Exploiting Sparsity for Accelerated SNN Training on Graphcore IPUs
Authors: Jan Finkbeiner, Emre Neftci
Presentation type: Poster
With recent algorithmic advances in the training of spiking neural networks (SNNs), SNNs have become a promising alternative to common machine learning approaches for event-based time series data.
Although GPUs are not ideal for the distributed local computation and the sparse communication required by SNNs, they currently are the most commonly used hardware for SNN training. While neuromorphic chips that utilize the dynamical sparsity of SNNs for inference do exist, they mostly lack the necessary algorithmic flexibility to train large networks.

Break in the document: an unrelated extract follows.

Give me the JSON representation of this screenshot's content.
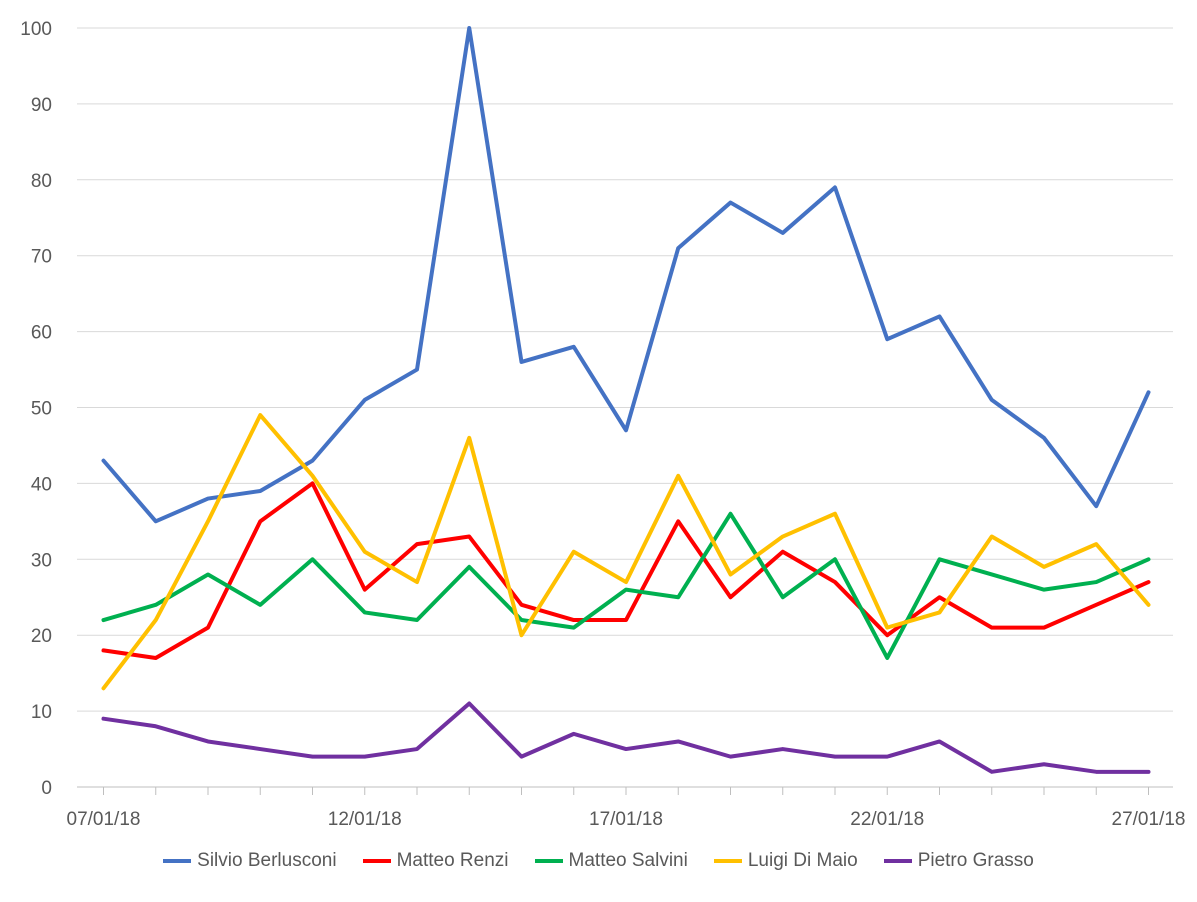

In this work we demonstrate that Graphcore’s IPU is a potentially promising candidate for fast and efficient large scale SNN training, as it combines both the algorithmic flexibility of GPUs with the capability to take advantage of sparse and local computations. The IPU is designed as a Multiple Instruction Multiple Data (MIMD) architecture with near-memory computing. This enables the brain-inspired principle of local computation with drastically reduced global data transfer as well as the irregular memory access patterns necessary to efficiently exploit dynamical activation sparsity and sparse connectivity.
For SNN training we use a deep learning inspired workflow with weight updates being calculated based on gradient descent with surrogate gradients. In order to enable the integration of dynamically sparse operations into the SNN training workflow on the IPU, we implement custom operations based on integer valued sparse activation tensors that interface with Tensorflow’s python API.
Our current results show a clear advantage in using sparse activations on the IPU by achieving at least 5-10 times higher throughput compared to a NVIDA GeForce RTX 3090 GPU, depending activation sparsity, network size and other hyperparamter choices. Our distributed SNN implementations on multiple IPUs show promising scaling behavior and potentially even greater gains due to the reduced communication requirement with sparse spiking tensors and the fast interconnect that comes with IPUs.